Should Public Transit Be Free?

The logical question to ask next is whether we should simply remove the requirement that users pay for public transit at all. If fares are never going to cover the cost of public transit anyway, why even bother with them?

There are actually three fairly compelling reasons to keep some level of fare in place. The first and most obvious is that, while fares don’t cover a large portion of the total cost of a public transit system, they do defray some of the cost. Eliminating fares for a public transit system would result in an increased tax burden to the local community. In a major city like Washington, DC, that figure is more than half a billion dollars.

Of course, placing that responsibility on taxpayers is an option, and there are supporters of that approach. Generally, advocates for a free public transit system see it as a progressive way of allocating tax revenues because users of public transit tend to have lower incomes than non-users. Opponents of that strategy often feel that users of the system should bear some of the costs of running it directly. How much of those costs they should bear is a difficult policy question for each community to decide.

Another consideration is the way that fares restrict the use of public transit systems, many of which are already overcrowded. Placing a nominal price on a limited public good or service, even if that price doesn’t cover the cost of providing it, is a common strategy for more efficient resource allocation. Basically, if something is free, people who don’t need it will use too much of it and there won’t be enough for the people who do. That doesn’t translate perfectly to public transit, which can’t be “used up” per say, but the analogy fits pretty well with reality. In a 2002 report by the National Center for Transportation Research, the authors found that experiments with fare-free public transit in Denver, Colorado, Trenton, and Austin resulted in a strain on the system from local young people, including vandalism, graffiti, and other behavior that affected other riders’ experience.

Finally, we have to consider whether cutting out fares would help communities to accomplish their goals. In this view, a rider who would otherwise have walked or cycled but chooses to use public transit because it’s free represents a failure for the system. A rider who is enabled to take a job further away because of the absent fare or who chooses public transit over driving represents a success. Unfortunately, the same study indicated that the bulk of the increase in riders due to their experiments were of the former category, not the latter.

 

So where does that leave us?

Public transport probably shouldn’t be free, but it’s too expensive for it to pay for itself via fares. It creates value and growth in nearby communities, but not in every case. What does that mean for how we should think about public transportation systems and the money that pays for them?

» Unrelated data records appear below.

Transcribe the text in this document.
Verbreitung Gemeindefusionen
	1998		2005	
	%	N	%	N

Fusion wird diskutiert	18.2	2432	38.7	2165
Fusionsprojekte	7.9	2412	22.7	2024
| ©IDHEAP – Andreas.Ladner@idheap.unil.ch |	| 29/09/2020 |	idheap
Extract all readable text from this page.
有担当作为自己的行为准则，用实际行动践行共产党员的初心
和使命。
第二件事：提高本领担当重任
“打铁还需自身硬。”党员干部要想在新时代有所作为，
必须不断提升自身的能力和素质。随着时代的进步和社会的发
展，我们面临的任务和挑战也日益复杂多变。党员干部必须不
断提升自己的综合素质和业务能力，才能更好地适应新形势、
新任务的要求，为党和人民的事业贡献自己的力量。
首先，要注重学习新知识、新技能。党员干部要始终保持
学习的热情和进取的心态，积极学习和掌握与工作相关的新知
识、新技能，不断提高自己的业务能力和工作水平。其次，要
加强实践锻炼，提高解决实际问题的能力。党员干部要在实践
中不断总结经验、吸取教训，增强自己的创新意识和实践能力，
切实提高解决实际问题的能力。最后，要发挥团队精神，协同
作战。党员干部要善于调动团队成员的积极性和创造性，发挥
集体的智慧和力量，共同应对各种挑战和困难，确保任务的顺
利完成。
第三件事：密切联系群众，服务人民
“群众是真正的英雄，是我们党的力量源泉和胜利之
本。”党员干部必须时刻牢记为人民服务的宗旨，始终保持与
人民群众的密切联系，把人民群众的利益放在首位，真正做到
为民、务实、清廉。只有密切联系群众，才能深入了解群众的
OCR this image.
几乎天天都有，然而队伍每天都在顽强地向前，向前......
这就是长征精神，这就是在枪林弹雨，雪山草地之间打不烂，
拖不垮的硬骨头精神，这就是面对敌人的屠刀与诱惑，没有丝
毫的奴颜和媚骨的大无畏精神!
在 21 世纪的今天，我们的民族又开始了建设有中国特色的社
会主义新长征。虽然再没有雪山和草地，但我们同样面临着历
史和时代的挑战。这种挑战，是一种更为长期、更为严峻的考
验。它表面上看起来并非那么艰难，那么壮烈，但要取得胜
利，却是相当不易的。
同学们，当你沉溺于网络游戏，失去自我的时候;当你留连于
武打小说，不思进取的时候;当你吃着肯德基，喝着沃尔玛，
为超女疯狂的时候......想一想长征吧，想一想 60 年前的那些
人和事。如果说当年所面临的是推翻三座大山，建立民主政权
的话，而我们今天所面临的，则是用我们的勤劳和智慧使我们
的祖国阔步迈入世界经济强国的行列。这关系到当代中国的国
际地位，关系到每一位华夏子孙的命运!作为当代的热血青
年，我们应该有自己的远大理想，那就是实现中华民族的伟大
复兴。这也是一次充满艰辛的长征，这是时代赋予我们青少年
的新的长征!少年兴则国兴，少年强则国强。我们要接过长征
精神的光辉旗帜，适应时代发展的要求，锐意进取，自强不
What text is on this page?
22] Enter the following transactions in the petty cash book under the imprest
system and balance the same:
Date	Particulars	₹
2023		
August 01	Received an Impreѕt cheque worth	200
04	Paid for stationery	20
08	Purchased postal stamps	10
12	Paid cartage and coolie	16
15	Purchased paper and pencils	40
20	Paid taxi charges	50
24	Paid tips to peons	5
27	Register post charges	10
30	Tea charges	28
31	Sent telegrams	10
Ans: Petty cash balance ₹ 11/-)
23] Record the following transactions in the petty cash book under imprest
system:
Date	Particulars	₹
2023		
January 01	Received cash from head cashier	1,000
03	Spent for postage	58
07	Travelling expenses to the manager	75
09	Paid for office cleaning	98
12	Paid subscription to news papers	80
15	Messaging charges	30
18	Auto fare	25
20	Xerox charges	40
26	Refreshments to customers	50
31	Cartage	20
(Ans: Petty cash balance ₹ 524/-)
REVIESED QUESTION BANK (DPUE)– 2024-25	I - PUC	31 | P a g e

The obvious solution is for us to continue more or less as we have been, but to recognize that the tax money going into public transit isn’t being wasted. Policymakers could use the tools created by Chatman and others to include the likely benefits of improved transit into their calculations when they decide how to allocate tax revenues.

Other, more radical solutions involve requiring communities served by public transit to pay for their routes more directly, perhaps through a public transit property tax. This has some advantages - more reliable funding for transit chief among them - but some disadvantages as well. Impoverished communities that rely on public transit could easily find themselves unable to pay for the routes they rely on.

Regardless of what actions cities decide to take, what is clear is that it’s time to stop demanding that public transit pay for itself directly. In indirect, but clearly measurable ways, it already does.